Tengo miedo de lo que me pueda pasar si dejo atrás mi elíxir secreto, porque no sé si voy a sobrevivir sin él. He tratado de explicar esta condición a las personas que amo, pero sus respuestas me asustan—tal vez no lo entiendan, igual que no lo entendieron mis compañeros del kínder.
Y la verdad, yo tampoco lo entiendo.
Nunca he entendido por qué me tocó vivir con esto. Y aún no lo entiendo.
El tiempo se agota, y sé que pronto sonará la campana que me va a recordar que la piel lisa y bonita que llevo es solo una ilusión.
Consuelo
Pero hay algo que últimamente me ha dado un poco de esperanza. Hace poco encontré comunidades alrededor del mundo—activistas, personas que luchan todos los días con esta condición que afecta aproximadamente al 2.6% de la población mundial.
Ver gente en TikTok o Reddit compartiendo sus historias—el dolor insoportable, las miradas, la depresión profunda que esta enfermedad arrastra—me ha ayudado a encontrar algo de consuelo. Sigo teniendo miedo, sí, pero sobre todo porque mi carrera gira en torno a la estética y la belleza. Y sé que si mi piel vuelve a verse como antes, será como intentar trabajar en una pintura renacentista mientras peleas contra un monstruo. Puro caos.
Sin embargo, hoy puedo decir que soy una sobreviviente de la dermatitis atópica.
O mejor dicho: soy una paciente de dermatitis atópica.
La enfrento todos los días—y tal vez lo haré hasta el último.
Por eso quiero hablar de esto. Porque durante años, mientras esta enfermedad me consumía desde adentro, nadie dijo una palabra. Nadie me dijo que había otras personas como yo—rascándose la vida, escondiéndose bajo sudaderas y mangas largas, intentando volverse invisibles para no tener que explicarse.
Pero ahora sé que no estoy sola. Somos millones, sobreviviendo en cuerpos que nos traicionan. Y por primera vez en muchos años, encontré consuelo al saber que no soy una anomalía maldita.
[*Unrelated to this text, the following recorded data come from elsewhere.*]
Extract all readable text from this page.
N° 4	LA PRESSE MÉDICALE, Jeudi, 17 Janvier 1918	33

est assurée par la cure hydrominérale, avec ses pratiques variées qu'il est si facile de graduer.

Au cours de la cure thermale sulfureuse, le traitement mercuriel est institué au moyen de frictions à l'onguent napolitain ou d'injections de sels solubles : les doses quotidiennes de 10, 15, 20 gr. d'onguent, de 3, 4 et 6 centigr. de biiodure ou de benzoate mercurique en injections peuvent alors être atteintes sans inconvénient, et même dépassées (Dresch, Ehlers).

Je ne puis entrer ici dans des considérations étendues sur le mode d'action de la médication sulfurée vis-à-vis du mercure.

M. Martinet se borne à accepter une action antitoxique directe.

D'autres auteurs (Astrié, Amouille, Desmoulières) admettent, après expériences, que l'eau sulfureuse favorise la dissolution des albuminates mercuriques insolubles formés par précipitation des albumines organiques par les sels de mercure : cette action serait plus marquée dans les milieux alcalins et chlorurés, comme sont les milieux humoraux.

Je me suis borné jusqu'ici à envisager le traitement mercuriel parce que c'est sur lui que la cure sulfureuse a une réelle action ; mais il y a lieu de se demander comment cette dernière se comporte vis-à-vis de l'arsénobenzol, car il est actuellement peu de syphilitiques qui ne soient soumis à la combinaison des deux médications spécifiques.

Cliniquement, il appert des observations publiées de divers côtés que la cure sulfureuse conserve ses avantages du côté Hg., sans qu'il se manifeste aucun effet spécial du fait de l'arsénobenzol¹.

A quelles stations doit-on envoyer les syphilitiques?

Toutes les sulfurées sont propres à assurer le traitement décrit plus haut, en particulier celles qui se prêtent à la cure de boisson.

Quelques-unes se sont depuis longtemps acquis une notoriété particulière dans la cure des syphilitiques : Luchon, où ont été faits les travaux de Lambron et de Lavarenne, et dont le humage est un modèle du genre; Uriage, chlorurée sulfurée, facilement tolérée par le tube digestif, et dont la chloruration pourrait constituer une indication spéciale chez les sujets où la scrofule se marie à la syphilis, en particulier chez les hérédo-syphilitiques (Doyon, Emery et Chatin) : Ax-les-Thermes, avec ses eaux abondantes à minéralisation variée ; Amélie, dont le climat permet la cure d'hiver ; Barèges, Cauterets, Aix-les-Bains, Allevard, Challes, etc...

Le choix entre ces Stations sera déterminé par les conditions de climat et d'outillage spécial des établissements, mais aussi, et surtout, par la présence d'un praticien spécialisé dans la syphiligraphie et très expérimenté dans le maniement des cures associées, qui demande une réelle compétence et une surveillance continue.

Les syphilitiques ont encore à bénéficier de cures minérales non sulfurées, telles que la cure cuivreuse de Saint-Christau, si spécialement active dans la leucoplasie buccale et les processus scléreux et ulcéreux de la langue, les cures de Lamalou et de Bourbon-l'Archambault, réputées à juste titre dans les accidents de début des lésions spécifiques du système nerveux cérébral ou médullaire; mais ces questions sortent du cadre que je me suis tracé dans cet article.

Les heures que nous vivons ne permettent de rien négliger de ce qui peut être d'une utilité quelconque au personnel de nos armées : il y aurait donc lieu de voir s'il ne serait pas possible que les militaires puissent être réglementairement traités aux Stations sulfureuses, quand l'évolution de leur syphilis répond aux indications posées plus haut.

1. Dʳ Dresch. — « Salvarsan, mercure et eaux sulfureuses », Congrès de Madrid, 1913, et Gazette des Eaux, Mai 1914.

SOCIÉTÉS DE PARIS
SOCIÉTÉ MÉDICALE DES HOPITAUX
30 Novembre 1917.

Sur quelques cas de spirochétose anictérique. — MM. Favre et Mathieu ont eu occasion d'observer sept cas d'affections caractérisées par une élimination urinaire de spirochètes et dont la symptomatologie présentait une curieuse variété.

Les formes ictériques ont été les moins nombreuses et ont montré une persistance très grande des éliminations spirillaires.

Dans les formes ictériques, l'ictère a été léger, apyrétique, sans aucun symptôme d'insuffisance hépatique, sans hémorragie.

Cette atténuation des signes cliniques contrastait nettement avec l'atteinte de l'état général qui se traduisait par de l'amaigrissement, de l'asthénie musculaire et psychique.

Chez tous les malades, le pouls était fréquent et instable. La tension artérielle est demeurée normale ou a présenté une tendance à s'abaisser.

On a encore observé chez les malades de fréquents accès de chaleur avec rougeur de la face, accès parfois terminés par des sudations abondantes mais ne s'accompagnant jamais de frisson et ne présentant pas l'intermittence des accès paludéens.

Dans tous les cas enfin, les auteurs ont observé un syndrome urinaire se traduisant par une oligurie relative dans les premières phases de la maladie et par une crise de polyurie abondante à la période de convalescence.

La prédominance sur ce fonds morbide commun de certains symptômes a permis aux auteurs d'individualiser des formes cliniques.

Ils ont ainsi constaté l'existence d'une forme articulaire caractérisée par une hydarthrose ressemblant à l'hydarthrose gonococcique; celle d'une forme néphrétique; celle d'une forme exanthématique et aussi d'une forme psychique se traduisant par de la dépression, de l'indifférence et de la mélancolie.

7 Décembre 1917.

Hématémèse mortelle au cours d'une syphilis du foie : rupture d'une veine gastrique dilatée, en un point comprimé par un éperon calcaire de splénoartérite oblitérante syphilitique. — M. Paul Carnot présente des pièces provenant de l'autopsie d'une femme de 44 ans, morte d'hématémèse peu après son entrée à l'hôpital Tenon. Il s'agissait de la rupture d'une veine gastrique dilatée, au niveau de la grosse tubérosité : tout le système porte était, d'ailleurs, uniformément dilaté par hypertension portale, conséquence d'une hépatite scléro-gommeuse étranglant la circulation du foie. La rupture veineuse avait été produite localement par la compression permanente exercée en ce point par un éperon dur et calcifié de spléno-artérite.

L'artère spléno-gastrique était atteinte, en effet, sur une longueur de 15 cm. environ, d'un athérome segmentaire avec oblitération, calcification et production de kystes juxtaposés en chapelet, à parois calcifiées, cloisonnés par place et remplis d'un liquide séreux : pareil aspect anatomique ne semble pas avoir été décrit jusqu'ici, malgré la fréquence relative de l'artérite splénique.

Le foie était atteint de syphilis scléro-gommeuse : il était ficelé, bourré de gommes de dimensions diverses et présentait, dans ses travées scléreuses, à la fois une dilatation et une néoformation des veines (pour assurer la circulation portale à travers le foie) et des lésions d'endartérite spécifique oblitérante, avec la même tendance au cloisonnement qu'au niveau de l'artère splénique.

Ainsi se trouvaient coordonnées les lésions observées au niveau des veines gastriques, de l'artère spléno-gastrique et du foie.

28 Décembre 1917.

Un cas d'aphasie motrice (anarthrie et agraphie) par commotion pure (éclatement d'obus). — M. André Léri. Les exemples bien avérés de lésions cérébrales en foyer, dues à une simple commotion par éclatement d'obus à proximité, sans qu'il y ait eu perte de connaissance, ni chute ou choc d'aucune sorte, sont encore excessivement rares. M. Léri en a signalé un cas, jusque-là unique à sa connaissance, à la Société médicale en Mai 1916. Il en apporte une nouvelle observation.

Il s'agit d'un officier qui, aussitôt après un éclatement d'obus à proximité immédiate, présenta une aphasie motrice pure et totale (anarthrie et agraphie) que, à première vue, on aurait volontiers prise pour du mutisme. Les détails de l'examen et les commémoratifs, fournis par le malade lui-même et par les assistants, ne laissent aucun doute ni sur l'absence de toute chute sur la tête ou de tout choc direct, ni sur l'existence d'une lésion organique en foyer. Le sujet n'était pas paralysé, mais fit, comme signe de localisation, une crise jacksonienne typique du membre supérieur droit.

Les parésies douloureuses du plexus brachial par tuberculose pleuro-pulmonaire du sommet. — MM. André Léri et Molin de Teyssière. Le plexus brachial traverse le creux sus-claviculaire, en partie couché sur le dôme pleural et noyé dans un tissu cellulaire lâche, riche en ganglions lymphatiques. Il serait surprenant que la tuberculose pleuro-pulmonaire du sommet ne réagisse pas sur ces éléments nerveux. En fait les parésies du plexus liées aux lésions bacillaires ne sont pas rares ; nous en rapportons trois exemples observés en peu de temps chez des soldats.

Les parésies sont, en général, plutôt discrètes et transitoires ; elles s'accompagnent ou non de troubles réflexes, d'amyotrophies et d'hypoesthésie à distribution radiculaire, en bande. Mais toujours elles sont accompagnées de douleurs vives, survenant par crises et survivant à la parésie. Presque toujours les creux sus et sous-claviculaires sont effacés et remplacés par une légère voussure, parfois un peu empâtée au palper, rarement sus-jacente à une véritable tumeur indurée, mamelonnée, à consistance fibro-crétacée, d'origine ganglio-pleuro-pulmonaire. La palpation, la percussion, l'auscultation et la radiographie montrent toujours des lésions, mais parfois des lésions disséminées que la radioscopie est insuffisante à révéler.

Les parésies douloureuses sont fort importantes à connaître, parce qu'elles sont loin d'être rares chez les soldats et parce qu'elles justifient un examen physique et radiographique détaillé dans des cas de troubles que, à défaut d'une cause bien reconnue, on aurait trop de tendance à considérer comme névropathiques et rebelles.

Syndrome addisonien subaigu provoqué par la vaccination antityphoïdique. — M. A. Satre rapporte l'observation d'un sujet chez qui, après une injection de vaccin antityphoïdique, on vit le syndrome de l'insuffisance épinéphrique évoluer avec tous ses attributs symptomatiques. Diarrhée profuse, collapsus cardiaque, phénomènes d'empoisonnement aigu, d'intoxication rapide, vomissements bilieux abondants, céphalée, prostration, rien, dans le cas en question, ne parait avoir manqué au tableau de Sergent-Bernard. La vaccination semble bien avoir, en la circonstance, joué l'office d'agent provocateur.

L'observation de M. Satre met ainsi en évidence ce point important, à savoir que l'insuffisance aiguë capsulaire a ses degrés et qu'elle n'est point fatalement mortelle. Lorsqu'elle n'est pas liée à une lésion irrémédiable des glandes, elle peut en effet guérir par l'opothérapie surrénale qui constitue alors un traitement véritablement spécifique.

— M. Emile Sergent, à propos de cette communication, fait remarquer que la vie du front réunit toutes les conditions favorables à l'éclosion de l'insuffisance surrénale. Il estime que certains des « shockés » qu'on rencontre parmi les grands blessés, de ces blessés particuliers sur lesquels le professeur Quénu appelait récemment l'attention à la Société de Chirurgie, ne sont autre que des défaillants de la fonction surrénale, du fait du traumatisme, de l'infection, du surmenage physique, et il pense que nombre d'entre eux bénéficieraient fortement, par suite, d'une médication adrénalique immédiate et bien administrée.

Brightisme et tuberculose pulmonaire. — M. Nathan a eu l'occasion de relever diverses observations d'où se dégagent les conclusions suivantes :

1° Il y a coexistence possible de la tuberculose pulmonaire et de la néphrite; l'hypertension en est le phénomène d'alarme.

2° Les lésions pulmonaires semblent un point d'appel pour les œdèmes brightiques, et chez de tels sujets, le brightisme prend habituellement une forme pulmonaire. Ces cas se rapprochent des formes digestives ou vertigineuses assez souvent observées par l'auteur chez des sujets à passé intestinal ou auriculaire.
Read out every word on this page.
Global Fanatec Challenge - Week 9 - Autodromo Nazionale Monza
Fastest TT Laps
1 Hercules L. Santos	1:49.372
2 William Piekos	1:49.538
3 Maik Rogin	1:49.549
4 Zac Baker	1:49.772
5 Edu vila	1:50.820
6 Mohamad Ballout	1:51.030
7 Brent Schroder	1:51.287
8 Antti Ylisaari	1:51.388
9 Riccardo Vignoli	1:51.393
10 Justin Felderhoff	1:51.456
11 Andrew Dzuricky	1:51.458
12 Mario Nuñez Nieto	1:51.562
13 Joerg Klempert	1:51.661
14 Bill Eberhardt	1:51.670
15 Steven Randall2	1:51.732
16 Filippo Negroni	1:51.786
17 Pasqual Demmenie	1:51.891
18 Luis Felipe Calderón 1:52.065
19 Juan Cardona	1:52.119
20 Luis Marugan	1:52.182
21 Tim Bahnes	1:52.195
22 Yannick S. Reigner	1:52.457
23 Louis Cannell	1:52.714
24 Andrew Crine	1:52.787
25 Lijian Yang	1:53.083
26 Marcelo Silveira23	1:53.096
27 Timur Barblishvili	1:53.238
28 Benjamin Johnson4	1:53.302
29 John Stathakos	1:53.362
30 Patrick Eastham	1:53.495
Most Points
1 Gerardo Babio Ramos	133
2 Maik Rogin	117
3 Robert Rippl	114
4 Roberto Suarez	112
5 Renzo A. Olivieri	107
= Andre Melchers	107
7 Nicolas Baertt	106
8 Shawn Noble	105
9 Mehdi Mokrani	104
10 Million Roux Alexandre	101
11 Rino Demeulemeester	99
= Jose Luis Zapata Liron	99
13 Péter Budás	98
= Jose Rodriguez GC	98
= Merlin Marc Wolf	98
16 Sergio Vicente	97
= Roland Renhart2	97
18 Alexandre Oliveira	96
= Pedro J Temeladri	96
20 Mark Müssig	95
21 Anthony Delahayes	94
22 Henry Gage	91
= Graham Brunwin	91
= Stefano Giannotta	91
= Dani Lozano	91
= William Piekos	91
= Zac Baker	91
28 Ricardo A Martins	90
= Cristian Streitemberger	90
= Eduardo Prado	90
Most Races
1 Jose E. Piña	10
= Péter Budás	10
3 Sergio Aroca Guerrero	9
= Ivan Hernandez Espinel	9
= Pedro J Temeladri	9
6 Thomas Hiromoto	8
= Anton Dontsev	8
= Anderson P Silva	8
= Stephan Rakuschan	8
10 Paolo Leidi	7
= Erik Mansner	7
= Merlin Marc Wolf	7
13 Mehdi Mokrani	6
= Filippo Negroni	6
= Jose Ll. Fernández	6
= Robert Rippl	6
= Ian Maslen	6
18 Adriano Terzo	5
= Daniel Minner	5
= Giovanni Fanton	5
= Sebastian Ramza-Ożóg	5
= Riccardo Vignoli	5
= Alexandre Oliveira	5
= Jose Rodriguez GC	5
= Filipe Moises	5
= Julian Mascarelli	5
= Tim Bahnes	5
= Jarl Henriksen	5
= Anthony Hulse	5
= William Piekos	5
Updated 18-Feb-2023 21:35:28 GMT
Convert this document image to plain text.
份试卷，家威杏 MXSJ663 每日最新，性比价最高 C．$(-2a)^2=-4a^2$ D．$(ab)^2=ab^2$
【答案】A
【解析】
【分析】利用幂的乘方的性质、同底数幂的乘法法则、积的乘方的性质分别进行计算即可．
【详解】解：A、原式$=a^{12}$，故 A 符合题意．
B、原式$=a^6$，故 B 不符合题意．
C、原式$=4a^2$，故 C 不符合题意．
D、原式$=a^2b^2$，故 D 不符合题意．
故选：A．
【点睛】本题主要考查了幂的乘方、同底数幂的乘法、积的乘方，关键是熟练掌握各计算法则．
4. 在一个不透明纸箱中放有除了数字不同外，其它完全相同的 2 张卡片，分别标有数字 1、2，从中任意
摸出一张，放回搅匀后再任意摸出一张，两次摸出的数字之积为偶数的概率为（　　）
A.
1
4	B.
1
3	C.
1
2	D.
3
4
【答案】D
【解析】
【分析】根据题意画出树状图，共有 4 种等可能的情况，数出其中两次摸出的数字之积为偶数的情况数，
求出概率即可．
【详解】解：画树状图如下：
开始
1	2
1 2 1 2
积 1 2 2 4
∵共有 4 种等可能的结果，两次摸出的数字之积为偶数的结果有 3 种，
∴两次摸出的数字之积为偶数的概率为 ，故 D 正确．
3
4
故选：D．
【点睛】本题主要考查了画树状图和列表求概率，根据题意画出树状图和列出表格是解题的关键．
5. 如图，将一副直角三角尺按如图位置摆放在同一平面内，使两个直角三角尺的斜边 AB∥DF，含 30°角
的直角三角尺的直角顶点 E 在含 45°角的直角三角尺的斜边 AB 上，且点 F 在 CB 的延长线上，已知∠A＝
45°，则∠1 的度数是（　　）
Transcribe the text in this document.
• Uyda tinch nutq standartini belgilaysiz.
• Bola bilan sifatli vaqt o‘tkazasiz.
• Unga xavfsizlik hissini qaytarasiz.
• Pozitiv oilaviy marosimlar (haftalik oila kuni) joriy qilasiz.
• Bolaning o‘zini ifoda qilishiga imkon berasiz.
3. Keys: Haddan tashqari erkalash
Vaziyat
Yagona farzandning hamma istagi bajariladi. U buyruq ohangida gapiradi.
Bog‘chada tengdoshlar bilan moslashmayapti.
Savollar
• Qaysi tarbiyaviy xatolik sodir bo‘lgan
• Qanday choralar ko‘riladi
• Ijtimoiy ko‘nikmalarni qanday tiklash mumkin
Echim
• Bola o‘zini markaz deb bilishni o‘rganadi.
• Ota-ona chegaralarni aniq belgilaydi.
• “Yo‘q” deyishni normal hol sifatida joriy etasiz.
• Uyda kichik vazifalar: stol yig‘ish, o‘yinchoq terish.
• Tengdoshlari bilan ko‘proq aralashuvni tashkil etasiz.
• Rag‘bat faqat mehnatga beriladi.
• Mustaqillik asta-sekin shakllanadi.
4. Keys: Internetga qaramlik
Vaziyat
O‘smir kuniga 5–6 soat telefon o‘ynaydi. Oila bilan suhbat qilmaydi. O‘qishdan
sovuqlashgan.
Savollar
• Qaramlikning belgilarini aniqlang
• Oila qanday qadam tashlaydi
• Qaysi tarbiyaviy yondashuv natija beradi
Soy parte de una comunidad. Una comunidad global.
Y ahora entiendo que tal vez nunca debí intentar dejar atrás a esa niña de 7 años que escondía los brazos, o a la de 14 que aguantó comentarios crueles, miradas incómodas, y que lloraba sola por las noches. Tal vez no eran débiles. Tal vez solo estaban haciendo lo mejor que podían con lo poco que tenían.
Tal vez estaban construyendo el camino para la mujer que escribe esto hoy.
Esta es mi historia. Y ojalá que la gente que me rodea se quede mientras vuelvo a pelear esta batalla.
Porque voy a luchar. Y voy a seguir hablando de esto—para que la próxima niña o niño que mire su piel y se sienta un monstruo sepa que no está solo.
Que no está rota.
Que no es feo.
Que está sobreviviendo. Igual que yo.
Así que sí… tal vez sí hay un apocalipsis del que logro salir viva.